Artificial intelligence manages traffic flows and production, makes medical diagnoses, and composes music. In digital security, AI is an entirely separate field: smart tools help developers not only write but also verify code, detect hacker attacks, and generally reduce the routine workload of information security specialists. But will the industry only benefit from using AI, or does the technology also introduce new risks? This was the question taken up by participants in the discussion session Secure Development Without AI Illusions: What Really Works in Business? – held as part of the Security UP: Security Starts with Code awards, organized by the FinTech Association, Solar Group, and the FinDevSecOps community.

Defensive or offensive?
The number of cyberattacks is growing worldwide every year, and it is widely believed that artificial intelligence tools will reduce the severity of the problem. AI solutions do make it easier to identify vulnerabilities, analyze large datasets, and respond to incidents faster than humans. However, artificial intelligence can also become an information security threat – and even a means of attack.
For example, attackers can use AI in the preparation phase of cyberattacks – leveraging smart algorithms to quickly compile dossiers on target companies, more easily find compromised passwords and tokens online, and analyze CTO presentations.
“Soon, a hacker will have a folder on any company they want to hack,” predicts Viktor Bobylkov, Director of Cybersecurity at MTS Web Services.
AI’s ability to uncover hidden vulnerabilities also carries consequences. An IT infrastructure may contain thousands of vulnerabilities, each theoretically exploitable. Who ends up with the detection tools remains an open question. For instance, the new language model Claude Mythos Preview autonomously finds and exploits previously unknown vulnerabilities in popular operating systems, browsers, and cryptographic libraries.

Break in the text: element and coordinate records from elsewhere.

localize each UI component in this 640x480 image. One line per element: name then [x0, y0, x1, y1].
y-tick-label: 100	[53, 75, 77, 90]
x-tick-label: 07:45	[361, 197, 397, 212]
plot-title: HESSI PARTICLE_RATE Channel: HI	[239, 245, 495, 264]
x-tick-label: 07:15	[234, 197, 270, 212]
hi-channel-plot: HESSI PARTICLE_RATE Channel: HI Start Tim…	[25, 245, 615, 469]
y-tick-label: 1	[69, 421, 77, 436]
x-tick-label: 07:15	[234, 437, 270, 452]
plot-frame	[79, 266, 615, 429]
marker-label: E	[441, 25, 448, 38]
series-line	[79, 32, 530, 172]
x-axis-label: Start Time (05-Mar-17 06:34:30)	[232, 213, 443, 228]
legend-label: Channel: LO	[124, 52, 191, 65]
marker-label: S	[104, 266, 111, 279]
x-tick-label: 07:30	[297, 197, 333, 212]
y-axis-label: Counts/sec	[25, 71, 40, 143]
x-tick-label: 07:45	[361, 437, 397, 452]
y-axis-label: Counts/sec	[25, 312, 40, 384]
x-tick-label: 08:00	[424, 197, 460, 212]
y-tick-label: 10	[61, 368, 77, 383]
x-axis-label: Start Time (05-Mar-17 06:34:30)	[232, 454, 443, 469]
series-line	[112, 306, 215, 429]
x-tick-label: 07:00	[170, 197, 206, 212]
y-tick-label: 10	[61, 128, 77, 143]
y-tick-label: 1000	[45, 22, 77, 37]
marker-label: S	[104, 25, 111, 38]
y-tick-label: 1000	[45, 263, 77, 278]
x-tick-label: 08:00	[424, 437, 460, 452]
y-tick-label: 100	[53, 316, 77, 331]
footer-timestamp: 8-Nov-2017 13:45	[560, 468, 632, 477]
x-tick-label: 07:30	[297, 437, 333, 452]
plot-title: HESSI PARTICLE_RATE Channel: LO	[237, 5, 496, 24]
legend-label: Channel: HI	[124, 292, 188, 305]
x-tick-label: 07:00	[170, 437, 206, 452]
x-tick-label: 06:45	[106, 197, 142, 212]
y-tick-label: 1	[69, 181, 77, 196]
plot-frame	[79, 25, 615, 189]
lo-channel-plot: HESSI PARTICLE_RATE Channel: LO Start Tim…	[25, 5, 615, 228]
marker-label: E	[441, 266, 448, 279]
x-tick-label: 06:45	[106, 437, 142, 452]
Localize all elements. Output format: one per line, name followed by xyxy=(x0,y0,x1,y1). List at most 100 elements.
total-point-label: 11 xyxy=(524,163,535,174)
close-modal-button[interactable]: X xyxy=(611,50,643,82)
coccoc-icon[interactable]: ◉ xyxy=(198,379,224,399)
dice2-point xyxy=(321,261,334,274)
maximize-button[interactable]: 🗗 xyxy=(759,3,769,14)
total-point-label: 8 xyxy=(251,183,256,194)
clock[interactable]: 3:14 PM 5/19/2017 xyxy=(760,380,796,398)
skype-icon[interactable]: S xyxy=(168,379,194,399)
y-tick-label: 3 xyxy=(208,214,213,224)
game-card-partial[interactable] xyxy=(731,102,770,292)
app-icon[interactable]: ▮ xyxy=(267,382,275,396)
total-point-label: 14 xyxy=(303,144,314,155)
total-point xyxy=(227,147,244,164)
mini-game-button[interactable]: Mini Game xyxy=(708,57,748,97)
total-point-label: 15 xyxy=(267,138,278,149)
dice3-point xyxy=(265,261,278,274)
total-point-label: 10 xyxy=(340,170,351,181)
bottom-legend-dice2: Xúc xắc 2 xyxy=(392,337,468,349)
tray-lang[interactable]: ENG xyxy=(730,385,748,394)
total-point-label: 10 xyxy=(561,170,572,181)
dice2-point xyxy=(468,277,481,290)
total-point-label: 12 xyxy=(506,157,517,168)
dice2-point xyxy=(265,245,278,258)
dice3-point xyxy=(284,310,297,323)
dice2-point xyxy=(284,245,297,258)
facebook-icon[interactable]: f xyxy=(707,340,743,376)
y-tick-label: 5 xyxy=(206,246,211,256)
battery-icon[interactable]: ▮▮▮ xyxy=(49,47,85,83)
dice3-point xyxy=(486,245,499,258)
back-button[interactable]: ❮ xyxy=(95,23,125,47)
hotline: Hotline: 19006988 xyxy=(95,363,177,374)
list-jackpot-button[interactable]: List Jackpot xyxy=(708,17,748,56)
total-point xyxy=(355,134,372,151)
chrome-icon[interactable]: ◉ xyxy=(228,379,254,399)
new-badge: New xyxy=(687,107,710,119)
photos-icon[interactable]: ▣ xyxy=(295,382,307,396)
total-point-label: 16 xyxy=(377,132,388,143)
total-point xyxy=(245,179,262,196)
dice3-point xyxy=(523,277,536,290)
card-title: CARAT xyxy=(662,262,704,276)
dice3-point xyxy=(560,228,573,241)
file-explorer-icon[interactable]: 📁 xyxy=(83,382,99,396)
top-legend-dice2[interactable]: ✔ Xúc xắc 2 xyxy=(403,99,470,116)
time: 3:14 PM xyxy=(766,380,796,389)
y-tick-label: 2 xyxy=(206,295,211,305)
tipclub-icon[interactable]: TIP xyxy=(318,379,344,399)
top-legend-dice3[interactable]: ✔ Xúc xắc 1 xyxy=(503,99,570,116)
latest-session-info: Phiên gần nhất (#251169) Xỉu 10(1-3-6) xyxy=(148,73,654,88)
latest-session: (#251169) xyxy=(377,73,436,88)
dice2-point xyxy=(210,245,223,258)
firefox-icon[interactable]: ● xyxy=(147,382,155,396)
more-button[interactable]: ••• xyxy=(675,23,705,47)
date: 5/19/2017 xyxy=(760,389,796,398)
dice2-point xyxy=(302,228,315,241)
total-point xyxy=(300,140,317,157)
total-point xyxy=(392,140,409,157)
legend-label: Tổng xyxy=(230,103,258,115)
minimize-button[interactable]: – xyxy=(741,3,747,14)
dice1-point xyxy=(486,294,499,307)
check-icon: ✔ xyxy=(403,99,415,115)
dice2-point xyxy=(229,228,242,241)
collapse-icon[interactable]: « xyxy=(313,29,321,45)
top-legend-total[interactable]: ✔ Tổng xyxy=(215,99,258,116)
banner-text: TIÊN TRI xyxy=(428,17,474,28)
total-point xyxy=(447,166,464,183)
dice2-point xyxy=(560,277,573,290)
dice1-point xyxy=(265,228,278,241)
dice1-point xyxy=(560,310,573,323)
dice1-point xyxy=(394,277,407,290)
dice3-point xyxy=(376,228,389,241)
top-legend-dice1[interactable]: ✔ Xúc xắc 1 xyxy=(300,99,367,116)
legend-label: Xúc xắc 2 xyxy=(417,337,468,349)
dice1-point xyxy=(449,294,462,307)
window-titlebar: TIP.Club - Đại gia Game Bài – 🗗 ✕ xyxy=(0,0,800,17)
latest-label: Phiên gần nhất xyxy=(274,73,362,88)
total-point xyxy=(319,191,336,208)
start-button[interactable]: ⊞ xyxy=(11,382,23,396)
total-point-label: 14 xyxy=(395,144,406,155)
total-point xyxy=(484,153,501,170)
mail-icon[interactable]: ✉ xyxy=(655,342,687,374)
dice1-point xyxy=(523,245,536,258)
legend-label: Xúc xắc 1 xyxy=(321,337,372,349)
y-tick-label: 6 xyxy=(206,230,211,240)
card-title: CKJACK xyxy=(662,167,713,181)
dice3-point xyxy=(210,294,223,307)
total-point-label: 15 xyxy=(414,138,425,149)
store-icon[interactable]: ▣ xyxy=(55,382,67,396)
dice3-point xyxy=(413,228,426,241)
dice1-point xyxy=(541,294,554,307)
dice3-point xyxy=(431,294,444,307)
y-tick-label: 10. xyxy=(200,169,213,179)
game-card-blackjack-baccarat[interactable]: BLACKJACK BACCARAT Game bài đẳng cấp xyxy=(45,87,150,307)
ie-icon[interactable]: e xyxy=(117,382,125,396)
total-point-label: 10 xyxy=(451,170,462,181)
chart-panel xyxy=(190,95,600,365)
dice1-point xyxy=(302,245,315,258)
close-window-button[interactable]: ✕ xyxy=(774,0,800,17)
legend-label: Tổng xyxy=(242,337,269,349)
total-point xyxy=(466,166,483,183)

“This poses a fundamental risk to the entire industry of information security. We used to fear quantum computing, but that now looks like ‘child’s play,’” explains Sergei Demidov, Deputy Chairman of the Board for Information Security at the Moscow Exchange.
Keep an eye on vibe coder
AI is heavily used in software development: over 90% of developers in the United States use AI tools daily.
“AI writes code well – and a lot of it. It can also review code and find vulnerabilities. Static analysis tools for vulnerability detection may soon be completely replaced by AI,” notes Viktor Bobylkov.
However, this trend also creates new information security challenges – there is no guarantee that AI-generated code will be error-free.
“When developers write code with AI, new patterns and vulnerabilities emerge that standard scanners might not immediately detect,” explains Fyodor Gerasimov, DevSecOps Tech Lead at T1 Holding.
To mitigate such risks, additional analysis is required, says the expert. Moreover, security processes need to be restructured, requiring qualified specialists with AI expertise.
Final decision is up to humans
AI can certainly make many tasks easier and faster. Still, it’s important to remember that AI is essentially an ideal executor of tasks.
“AI is a tool that must be used correctly. You need to know its strengths and weaknesses and understand its limitations – what it can and cannot do,” says Yuri Shabalin, Senior Director of AI Technology Development at Swordfish Security Group.
AI can certainly be integrated into application security analyzers to optimize and simplify operations. But the final decision on what qualifies as a vulnerability always rests with a human, notes Vladimir Vysotsky, Head of Business Development for Solar appScreener software.
“A human always makes the final call. Classic SAST analysis should always validate the SAST analysis performed by AI. Because AI is something you’d better double-check,” Vysotsky clarifies.
Will AI cut costs?
AI adoption is often linked to potential cost reductions, including staff cuts as “smart” algorithms replace human roles. However, it’s too early to talk about savings from AI solutions – in fact, their use may lead to additional expenses for businesses. For example, the annual payroll for a secure development team alone runs into tens of millions of rubles, and integrating specialized AI tools only adds costs.
“Many CFOs are surprised that costs rise with AI adoption. Developers still draw salaries, you pay for AI subscriptions, and then developers consume AI tokens (internal currency for neural network queries) – and they consume a lot. Such a developer ends up costing the company even more than before AI was introduced,” notes Viktor Bobylkov.
AI hasn’t yet led to workforce reductions either. The rise of vibe coding and increased code volume raises the need to hire more people – additional AppSec specialists.
“The question is where to find these people and how much they will cost,” notes Vladimir Vysotsky.
“The fundamental problem with AI adoption globally is that real monetary savings aren’t happening. It seems AI’s efficiency can’t yet be measured in money – only in emotions,” concludes Sergei Demidov.